Because the sun’s rays are concentrated onto an array of PV chips, the array needs to be cooled to remain within operating temperatures. The water-filled radiator system that does that also creates hot water that can be used in other ways, such as space heating and air conditioning through an absorption chiller.

The hot water can then be used in an attached desalination system that creates drinkable water by passing hot water through a Gortex-like membrane.

A 40-square metre CPV system could produce up to almost 350 cubic gallons of water a day, according to Besozzi.

“In order to obtain these three separate functions [energy, potable water and a heating or cooling system] you’d need three different products. This is where cost efficiency comes from,” Besozzi said.

IBM and Airlight claim the CPV system could provide eight to 10 gallons of drinkable water per square meter of receiver area per day, while still generating electricity with a more than 25% yield or two kilowatt hours per day — “a little less than half the amount of water the average person needs per day.”

“A large multi-dish installation could provide enough water for a town,” the companies said in their marketing material.

Because it’s still in the pilot phase,, the companies are not disclosing prices, Besozzi said. But because the parabolic dish is also constructed of less expensive concrete and aluminium, its cost is four to five times cheaper than comparable systems. Typically, CPV systems are made of glass and aluminium.

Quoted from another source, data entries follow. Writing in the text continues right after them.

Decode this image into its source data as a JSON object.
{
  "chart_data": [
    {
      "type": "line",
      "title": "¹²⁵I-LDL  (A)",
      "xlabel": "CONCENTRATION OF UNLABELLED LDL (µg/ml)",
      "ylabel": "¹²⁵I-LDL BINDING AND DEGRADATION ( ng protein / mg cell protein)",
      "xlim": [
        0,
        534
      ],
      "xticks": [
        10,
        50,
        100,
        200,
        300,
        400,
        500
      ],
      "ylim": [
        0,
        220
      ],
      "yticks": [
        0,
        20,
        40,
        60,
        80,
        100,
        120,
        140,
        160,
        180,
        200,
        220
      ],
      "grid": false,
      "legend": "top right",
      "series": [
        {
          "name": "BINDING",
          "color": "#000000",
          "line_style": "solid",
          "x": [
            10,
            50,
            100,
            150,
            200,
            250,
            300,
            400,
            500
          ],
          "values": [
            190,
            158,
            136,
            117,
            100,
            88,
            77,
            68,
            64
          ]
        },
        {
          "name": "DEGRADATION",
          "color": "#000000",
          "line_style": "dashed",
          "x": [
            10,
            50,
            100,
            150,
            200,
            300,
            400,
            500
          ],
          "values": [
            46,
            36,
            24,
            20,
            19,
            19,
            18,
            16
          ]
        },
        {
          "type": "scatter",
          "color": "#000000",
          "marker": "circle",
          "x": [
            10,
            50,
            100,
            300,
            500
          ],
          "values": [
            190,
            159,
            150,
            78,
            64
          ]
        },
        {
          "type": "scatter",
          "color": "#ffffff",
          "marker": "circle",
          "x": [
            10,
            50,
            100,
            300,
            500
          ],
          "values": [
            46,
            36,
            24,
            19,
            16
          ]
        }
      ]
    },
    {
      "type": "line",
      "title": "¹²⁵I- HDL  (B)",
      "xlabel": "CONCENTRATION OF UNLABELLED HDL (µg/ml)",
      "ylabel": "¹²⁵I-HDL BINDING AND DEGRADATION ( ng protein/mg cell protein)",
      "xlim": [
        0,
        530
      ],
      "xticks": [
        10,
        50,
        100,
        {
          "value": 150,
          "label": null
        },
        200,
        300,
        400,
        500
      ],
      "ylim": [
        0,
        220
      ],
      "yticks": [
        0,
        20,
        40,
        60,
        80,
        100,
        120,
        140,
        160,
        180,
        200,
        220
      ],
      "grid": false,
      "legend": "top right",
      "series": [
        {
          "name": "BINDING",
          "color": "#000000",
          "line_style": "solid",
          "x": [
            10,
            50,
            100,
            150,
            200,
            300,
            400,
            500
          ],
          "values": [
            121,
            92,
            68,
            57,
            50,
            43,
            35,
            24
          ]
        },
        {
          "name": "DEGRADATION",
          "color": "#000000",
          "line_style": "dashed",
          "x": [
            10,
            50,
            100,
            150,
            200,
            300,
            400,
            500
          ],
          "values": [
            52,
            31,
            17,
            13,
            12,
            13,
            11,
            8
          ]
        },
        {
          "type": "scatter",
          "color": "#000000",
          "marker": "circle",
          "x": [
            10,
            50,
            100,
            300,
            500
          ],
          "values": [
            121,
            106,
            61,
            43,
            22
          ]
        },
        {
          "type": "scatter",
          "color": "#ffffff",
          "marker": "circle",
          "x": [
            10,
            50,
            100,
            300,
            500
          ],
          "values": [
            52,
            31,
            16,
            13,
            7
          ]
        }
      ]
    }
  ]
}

The parabolic dish has 36 elliptic mirrors made of 0.2 millimetre thick recyclable aluminium foil with a silver coating. The foil is slightly thicker than a chocolate bar wrapper.

The photovoltaic chips, similar to those used on orbiting satellites, are mounted on microstructured layers that pipe treated water within a few tens of micrometres of the chip to absorb the heat and draw it away, “10 times more effectively than with passive air cooling,” according to IBM.

Based on its current design, IBM scientists estimate that the operating lifetime for the PVT structure is up to 60 years with proper maintenance

Over those six decades, however, the foil and the aluminium elliptic mirrors will need to be replaced every 10 to 15 years depending on the environment. And the photovoltaic cells need replacement every 25 years, the company noted.